We should welcome China’s infrastructure bank

China remains locked out of major global institutions, but plans to change that through the Asian Infrastructure Bank. Australia should join in.

Australia has snubbed China’s invitation to become a foundation member of the Asian Infrastructure Bank, at least for the time being. Washington has allegedly put significant pressure on its key allies in the region including Australia and South Korea to shun the Chinese-backed initiative.

The US Treasury Department has criticised the Chinese-backed bank, which has an initial capital of more than $US50 billion, as a deliberate effort to undermine other multilateral financial institutions such as the World Bank and the Asian Development Bank. US Secretary of State John Kerry has reportedly personally asked Prime Minister Tony Abbott not to back the Chinese project.

It is understood that senior cabinet ministers are divided over whether Australia should become a member of the Chinese-sponsored regional financial institution with a mandate to fund the chronic deficit in infrastructure financing in Asia.

Treasurer Joe Hockey and trade minister Andrew Robb are reportedly in favour of the idea of signing up, while the foreign minister Julie Bishop is concerned the new bank is simply a stalking horse for Chinese interests in the region.   

Should Australia welcome the Chinese-backed Asian Infrastructure Investment Bank? The answer is yes. Let me explain why.

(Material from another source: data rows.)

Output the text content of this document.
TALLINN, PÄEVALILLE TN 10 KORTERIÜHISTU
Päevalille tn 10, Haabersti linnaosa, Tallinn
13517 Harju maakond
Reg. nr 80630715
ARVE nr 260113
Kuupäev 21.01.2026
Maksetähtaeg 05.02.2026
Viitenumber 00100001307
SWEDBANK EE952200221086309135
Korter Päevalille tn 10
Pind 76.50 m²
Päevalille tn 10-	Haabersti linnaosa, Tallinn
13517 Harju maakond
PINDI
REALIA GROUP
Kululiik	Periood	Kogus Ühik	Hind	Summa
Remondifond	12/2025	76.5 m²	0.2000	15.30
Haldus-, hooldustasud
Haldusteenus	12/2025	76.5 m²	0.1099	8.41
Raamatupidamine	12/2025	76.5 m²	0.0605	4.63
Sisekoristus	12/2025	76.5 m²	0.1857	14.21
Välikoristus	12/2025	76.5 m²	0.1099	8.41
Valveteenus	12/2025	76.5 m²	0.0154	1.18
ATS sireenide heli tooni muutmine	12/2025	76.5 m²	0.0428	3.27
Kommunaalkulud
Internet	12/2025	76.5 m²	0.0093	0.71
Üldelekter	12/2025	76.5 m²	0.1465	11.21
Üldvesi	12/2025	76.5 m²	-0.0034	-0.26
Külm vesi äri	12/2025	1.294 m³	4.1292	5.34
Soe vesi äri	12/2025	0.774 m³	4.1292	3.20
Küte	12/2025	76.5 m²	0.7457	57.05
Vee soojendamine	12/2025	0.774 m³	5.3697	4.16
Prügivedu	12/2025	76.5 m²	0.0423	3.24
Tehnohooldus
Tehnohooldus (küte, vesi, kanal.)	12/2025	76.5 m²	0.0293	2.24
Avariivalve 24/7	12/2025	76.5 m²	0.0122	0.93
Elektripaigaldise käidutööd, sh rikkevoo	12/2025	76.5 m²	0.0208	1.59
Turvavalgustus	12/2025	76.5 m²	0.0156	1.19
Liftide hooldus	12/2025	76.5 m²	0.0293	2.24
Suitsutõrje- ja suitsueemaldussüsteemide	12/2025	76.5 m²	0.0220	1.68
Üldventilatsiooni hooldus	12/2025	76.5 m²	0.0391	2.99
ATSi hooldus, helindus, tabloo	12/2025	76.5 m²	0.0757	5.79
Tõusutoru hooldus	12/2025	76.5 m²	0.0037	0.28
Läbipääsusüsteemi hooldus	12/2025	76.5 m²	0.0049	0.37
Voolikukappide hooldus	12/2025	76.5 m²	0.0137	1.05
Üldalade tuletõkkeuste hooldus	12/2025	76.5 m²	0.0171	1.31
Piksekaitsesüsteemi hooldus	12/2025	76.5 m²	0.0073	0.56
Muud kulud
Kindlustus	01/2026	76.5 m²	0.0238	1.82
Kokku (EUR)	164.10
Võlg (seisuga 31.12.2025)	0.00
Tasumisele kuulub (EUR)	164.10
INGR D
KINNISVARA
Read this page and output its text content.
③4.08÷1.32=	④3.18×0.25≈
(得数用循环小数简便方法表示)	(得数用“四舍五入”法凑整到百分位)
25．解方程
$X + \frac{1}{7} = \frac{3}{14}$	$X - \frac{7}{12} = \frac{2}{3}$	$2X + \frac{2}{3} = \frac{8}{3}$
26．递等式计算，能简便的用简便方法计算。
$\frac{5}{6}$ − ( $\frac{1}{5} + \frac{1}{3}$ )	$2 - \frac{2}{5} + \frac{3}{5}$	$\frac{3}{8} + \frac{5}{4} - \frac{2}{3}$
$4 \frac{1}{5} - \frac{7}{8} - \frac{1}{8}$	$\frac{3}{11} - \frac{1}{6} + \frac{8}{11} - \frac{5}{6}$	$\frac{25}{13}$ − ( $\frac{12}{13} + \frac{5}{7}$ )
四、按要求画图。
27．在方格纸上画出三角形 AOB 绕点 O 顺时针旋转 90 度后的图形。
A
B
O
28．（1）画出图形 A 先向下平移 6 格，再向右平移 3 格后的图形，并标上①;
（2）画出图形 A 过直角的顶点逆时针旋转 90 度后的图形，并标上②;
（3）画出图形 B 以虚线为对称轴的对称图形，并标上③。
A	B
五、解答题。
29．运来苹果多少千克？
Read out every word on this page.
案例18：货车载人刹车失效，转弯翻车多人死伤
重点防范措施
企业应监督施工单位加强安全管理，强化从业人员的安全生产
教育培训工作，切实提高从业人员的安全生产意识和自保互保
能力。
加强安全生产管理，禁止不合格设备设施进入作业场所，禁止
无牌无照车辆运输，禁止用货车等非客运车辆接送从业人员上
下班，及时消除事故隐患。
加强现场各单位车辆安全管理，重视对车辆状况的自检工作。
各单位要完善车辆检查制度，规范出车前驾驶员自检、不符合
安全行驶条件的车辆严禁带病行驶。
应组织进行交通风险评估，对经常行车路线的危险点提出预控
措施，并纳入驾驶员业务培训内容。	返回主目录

For years, the United States and its allies have urged China to become a responsible stakeholder in the current international system. With the emergence of China as the world’s largest economy, its cooperation and contribution are needed for a range of issues from climate change to nuclear proliferation.

It is crucial to draw Beijing into the current rule-based international system. However, we must remember, as former US Secretary of State Henry Kissinger reminds us in his new book World Order, that China is suspicious of the Western-dominated international order.

“When urged to adhere to the international system’s 'rules of the game' and 'responsibilities', the visceral reaction of many Chinese -- including senior leaders -- has been profoundly affected by the awareness that China has not participated in making the rules of the system.

“But they [the Chinese] expect -- and sooner or later will act on this expectation -- the international order to evolve in a way that enables China to become centrally involved in further international rule making, even to the point of revising some of the rules that prevail.”

The case in point is the Asian Infrastructure Investment Bank. Since the end of the World War II, America and its allies have dominated key international multilateral institutions such as the International Monetary Fund, the World Bank and the Asian Development Bank.

The head of the IMF is always a European, the head of the World Bank an American and a Japanese national has run the Asian Development Bank since its establishment. Despite many mooted efforts to offer China a bigger role at these international institutions, the country is still relatively marginalised within these institutions with a voting power that does not compare to its international economic standing.

So understandably, China wants to create regional institutions that it can influence. It is important for countries like Australia to get involved early on to prevent the institution from being dominated by China completely.

As Dr Philippa Brant, a Chinese foreign aid expert from the Lowy Institute argues, “as we know from the history of the Bretton Woods institutions, it is easier to shape these institutions by getting involved early. They prove challenging to change down the track.”

To Beijing’s credit, it was made clear from the beginning that any other government would be welcome to be a founding member and help to ensure that the new bank adopts best practices available. As a result, twenty-two countries have signed on to the project including regional giant India.

China could in fact go alone and rely on its gigantic policy banks like China Development Bank or the Export and Import Bank to finance projects in Southeast Asia to promote intra-region connectivity. These banks have larger balance sheets than the World Bank and have been actively funding projects around the world including Africa, Latin America and Southeast Asia.

The US and its key allies like Australia should welcome the opportunity to shape this nascent institution. It is much easier and effective to address American concerns of lax governance and environmental standards inside the tent than to boycott it completely.

Andrew Elek, a development expert from the Australian National University, has urged Canberra to play a constructive role in setting up the new bank. “Australia, among others, can help the US to perceive the new bank as an opportunity to add a new constructive component to its pivot to Asia,” he argues in an article on East Asia Forum.

Economically, the new bank could play an important role in addressing the yawning gap in infrastructure funds in the Asia Pacific region, which is estimated to be around about $US8 trillion according to the Asian Development Bank. Diplomatically, it is in the US and Australia’s interest to engage China constructively on worthy and less controversial issues such as infrastructure building.

Most importantly for Australia, the issue around the Asian Infrastructure Investment Bank is an example where Australia and the US’s interests are potentially different.  While the Americans seem to be doing their best to thwart China’s regional ambitions, it is not necessarily the best course of action for Canberra to shun China at a time when we want to pursue closer economic relations.